De Doopsgezinde gemeente van Middelburg is de oudste protestantse gemeente in de stad, die reeds ca. 1535 als huisgemeente bestond. In 1592 was er aan de zuidzijde van de Hoogstraat naast de Stadsschuur een gebouw dat dienst deed als zeepziederij. In 1629 werd dit aangekocht ten dienste van de Doopsgezinde gemeente en een jaar later werd het gebouw tot kerk ingericht.
In de tweede helft van de 19e eeuw moest door een sterke groei van de gemeente – en daardoor een tekort aan zitplaatsen – meerdere kerkdiensten per zondag gehouden worden. Daarom werden er plannen gemaakt voor een nieuw en ruimer kerkgebouw. Het oude gebouw aan de Hoogstraat werd in 1889 verkocht aan het pas opgerichte korps van het Leger des Heils. Sinds enkele jaren is het gebouw in bezit en gebruik van het Theaterproductiehuis Zeelandia.
In 1888 werd aan de Lange Noordstraat een huis aangekocht (nu no. 60: “De Milde Maarten”) dat als pastorie dienst zou doen. De tuin, die aan de Blindenhoek grensde, bood genoeg ruimte om eenkerkgebouw te realiseren. Hiervóór had op deze plaats het woonhuis van een patriot gestaan dat in 1787 door woedende prinsgezinde Middelburgers met een VOC-kanon onherstelbaar was beschadigd… (!) De kerkenraad gaf de Haagse doopsgezinde architect K(laas) Stoffels (Westzaan 12 nov. 1857/ Den Haag 27 juli 1921) opdracht het nieuwe kerkgebouw te ontwerpen. In 1889 werd het in gebruik genomen.
De opdrachtgevers zullen het door Stoffels in 1885/1886 ontworpen kerkgebouw van de Doopsgezinde gemeente van Den Haag voor ogen hebben gehad. Beide kerkgebouwen werden door Stoffels naar de mode van de tweede helft van de 19e eeuw in een zogenaamde neo-stijl ontworpen, waarbij werd teruggegrepen op vroegere bouwstijlen.

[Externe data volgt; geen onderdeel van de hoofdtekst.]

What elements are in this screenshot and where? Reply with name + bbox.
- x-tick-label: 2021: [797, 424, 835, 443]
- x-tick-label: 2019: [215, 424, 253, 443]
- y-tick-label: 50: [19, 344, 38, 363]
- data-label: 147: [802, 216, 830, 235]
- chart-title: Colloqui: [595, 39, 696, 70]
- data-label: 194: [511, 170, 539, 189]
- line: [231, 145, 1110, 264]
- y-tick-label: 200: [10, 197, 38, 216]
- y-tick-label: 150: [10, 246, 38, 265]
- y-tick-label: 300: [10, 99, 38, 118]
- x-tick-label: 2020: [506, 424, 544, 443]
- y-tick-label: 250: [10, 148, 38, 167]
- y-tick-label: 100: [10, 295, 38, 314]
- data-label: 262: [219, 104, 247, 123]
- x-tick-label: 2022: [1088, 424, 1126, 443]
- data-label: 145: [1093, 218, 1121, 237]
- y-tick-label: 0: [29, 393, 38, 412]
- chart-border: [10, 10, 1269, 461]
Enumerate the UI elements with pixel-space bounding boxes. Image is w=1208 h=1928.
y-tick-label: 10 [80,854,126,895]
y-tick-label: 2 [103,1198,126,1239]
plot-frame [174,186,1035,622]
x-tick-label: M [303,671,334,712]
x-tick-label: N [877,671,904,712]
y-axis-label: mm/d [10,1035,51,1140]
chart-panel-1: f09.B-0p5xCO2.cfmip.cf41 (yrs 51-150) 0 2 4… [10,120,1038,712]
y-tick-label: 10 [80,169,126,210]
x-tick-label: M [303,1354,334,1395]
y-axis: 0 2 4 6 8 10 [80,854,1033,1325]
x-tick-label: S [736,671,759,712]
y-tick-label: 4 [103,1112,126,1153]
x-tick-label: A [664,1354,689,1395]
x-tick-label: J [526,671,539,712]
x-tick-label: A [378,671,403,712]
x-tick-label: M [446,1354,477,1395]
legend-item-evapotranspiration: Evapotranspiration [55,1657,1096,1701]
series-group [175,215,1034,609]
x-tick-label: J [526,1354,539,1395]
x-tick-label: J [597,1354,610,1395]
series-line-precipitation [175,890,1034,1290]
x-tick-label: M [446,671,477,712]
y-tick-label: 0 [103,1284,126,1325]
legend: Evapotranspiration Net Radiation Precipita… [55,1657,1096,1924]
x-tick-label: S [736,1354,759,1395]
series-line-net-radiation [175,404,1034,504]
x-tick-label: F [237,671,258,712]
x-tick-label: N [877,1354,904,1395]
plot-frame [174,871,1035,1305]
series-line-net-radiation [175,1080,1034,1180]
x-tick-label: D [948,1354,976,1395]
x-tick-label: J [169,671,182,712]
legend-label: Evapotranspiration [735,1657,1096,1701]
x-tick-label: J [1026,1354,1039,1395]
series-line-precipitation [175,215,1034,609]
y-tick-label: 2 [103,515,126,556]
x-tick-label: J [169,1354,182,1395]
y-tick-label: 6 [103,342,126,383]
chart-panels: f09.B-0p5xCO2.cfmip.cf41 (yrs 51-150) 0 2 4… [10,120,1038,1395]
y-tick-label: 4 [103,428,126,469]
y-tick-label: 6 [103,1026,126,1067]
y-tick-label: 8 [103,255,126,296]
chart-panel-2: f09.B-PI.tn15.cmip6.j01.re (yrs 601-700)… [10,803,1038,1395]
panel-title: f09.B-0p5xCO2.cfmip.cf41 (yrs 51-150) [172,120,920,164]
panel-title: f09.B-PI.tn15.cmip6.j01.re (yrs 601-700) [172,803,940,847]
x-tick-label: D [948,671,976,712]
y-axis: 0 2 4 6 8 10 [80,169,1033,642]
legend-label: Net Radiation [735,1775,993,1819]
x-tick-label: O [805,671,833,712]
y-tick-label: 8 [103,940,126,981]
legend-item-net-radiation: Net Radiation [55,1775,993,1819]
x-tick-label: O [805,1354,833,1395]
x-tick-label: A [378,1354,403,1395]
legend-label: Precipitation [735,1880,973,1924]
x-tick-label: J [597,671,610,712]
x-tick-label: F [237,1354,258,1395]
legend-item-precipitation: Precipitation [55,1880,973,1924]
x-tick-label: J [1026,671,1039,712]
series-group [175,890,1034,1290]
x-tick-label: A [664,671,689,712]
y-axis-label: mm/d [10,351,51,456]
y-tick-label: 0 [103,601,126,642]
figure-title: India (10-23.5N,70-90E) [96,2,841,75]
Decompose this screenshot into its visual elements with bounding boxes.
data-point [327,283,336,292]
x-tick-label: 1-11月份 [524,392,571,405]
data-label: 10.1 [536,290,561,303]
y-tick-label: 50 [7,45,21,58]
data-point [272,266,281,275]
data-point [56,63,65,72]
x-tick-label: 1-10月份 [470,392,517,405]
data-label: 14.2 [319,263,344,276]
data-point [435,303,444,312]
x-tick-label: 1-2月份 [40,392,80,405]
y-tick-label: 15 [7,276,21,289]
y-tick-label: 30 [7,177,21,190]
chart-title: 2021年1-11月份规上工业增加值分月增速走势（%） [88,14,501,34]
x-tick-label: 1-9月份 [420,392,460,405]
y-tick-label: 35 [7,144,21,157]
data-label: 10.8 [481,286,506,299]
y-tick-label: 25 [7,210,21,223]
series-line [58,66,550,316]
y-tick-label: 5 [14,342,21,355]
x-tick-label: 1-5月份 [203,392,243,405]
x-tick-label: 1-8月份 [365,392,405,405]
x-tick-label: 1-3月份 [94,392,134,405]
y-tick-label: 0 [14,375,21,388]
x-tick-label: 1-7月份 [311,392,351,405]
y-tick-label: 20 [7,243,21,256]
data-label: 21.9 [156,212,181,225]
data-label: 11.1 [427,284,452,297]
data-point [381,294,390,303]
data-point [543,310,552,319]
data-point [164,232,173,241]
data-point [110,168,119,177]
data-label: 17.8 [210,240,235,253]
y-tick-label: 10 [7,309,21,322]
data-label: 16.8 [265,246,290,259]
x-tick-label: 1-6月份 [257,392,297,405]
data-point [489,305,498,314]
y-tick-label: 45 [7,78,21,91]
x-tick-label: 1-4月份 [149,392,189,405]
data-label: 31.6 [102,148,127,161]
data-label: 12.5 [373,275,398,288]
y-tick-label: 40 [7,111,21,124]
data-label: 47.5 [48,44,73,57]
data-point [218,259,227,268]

De nieuwe Middelburgse “vermaning” (vanouds de naam die doopsgezinden aan hun kerkgebouwen gaven) werd gebouwd door aannemer H(erbert) P(ieter) van de Ree & Zoon te Middelburg. De architect koos voor het gebouw de neo-renaissance bouwstijl in baksteen met typisch Hollandse “speklagen” in natuursteen en een vooruitstekende (risaliserende) middenpartij met topgevel en dito hoekkolommen.
De raampartijen en de boogfriezen met rode baksteentraceringen boven in de voor- en zijgevels zijn in dezelfde stijl gerealiseerd. De bakstenen zijgevel met uitstekende kolommen (lisenen) aan de Blindenhoek toont naast neo-renaissance bogen een “modern” aandoend blokfries onder de dakgoot. Het bewaard gebleven contract van aanbesteding beschrijft nauwkeurig de soort en kwaliteit van de te gebruiken bouwmaterialen.
Het grotendeels gaaf bewaard gebleven interieur wordt gekenmerkt door de grote ramen, een blinde muur en veel andere elementen (onder andere het plafond, de preekstoel en de orgelkas) in dezelfde bouwstijl. De originele, vrolijk gekleurde glas-in-lood-ramen uit de glasfabriek van de firma Hawinkels in Swalmen (bij Roermond) zijn bijzonder door hun geslepen “edelstenen”. De monumentale preekstoel is een – destijds modieuze – tribunekansel die de redenaar-predikant de nodige ruimte geeft bij het voordragen van de zondagse preek.
De huidige kleuren van het interieur die ontleend zijn aan de ramen dateren van 1986 en zijn niet de oorspronkelijke.
Het gebouw werd aan het eind van de vorige eeuw aangewezen als rijksmonument.
In 1908 werd achter het kerkgebouw een gemeentezaal gebouwd onder architectuur van A. van Dorst. Dit gedeelte van het gebouw is geregistreerd op de gemeentelijke lijst van nieuwe monumenten. Gedurende de laatste decennia is de kerk in fasen gerestaureerd en waar mogelijk in de oorspronkelijke harmonieuze staat hersteld.